Pay attention to the preface of "The Bishop and the Butterfly," since it reveals to whom the title refers, but those nicknames barely recur in the rest of the book.

I had a handle on "Butterfly," even though that moniker is rarely used for con artist Vivian Gordon, whose 1931 murder connected her to then-governor Franklin Delano Roosevelt and other New York luminaries. But the "Bishop" appears so infrequently in the first half of Michael Wolraich's nonfiction book, subtitled "Murder, Politics and the End of the Jazz Age," that I forgot who he was.

That's due, I suspect, to the black-and-white cover of "Bishop" positioning it as true crime in the vein of Erik Larson's "The Devil in the White City," when it's really an absorbing history of the downfall of New York City's Tammany Hall political machine, with a splash of murder.

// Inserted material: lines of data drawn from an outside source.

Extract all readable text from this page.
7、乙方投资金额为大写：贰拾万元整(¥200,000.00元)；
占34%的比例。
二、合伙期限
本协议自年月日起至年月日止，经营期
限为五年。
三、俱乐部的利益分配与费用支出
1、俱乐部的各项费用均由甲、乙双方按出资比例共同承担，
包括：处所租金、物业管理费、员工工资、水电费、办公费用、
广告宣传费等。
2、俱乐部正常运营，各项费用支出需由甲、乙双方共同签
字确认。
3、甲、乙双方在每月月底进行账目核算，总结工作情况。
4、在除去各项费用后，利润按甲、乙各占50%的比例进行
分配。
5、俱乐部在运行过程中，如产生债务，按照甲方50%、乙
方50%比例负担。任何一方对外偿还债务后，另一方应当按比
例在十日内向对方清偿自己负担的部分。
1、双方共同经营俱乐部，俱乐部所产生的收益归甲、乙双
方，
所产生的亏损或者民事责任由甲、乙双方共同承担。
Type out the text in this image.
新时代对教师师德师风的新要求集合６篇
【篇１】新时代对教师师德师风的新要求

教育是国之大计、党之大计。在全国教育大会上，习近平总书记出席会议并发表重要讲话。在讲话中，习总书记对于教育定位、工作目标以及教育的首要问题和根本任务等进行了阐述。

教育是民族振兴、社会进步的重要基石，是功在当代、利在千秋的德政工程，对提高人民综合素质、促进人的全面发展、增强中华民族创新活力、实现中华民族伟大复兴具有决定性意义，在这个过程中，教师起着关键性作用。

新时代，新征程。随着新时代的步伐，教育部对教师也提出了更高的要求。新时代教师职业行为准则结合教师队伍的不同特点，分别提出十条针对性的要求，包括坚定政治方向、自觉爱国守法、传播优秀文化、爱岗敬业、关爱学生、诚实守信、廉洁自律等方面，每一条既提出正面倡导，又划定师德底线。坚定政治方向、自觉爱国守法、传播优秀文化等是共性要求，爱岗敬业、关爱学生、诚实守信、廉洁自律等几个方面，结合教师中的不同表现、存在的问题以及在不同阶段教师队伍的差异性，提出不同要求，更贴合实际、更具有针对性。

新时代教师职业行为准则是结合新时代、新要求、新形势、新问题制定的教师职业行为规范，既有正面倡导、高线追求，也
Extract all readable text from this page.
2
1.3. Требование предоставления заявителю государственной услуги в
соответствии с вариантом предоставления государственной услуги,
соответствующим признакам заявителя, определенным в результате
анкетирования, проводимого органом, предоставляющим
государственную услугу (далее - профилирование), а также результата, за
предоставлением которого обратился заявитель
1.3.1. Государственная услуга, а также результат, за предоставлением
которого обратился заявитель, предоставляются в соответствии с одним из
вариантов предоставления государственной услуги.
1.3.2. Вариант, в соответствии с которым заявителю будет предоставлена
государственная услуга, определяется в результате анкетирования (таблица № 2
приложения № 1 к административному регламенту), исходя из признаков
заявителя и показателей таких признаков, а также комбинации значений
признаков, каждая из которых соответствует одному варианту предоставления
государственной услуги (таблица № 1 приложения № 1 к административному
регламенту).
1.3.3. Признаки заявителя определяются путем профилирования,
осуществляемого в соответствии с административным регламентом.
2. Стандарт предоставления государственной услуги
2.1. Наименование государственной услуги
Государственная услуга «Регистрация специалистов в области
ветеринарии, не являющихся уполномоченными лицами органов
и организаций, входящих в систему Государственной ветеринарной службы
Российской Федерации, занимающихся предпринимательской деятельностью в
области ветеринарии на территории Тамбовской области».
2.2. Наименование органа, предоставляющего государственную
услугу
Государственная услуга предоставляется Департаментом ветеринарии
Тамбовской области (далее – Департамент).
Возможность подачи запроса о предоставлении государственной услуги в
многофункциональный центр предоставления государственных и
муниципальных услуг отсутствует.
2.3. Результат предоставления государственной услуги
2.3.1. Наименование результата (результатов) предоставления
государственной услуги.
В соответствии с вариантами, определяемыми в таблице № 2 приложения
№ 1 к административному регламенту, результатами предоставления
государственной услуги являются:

The bishop (Judge Samuel Seabury, who presided over Tammany's end) and butterfly are major figures in Wolraich's book, but it's not really about them. Instead, it thoroughly explores how Tammany ruled New York politics for the better part of a century and nearly prevented FDR from winning a couple of political offices on the way to his historic presidency.

Even though she's dead before "Bishop" begins, Gordon emerges fully formed in Wolraich's account. She was jailed for prostitution and her other unsavory activities included blackmail. But, in an era when some powerful men believed women were meant to be seen and not heard, it's clear that her conviction was the result of her husband's manipulations and that her permanent separation from her daughter was a tragic miscarriage of justice.

I'd read an entire book about Gordon and I'd love more on the atmosphere of the Jazz Age itself. But I was intrigued by Wolraich's account of Tammany and by the connections he makes between the politics of 100 years ago and 2024. There's a sense throughout the book that the world doesn't work so differently today and that we could be just one splashy murder away from a similar comeuppance.

The Bishop and the Butterfly

By: Michael Wolraich.

Publisher: Union Square, 326 pages, $28.99.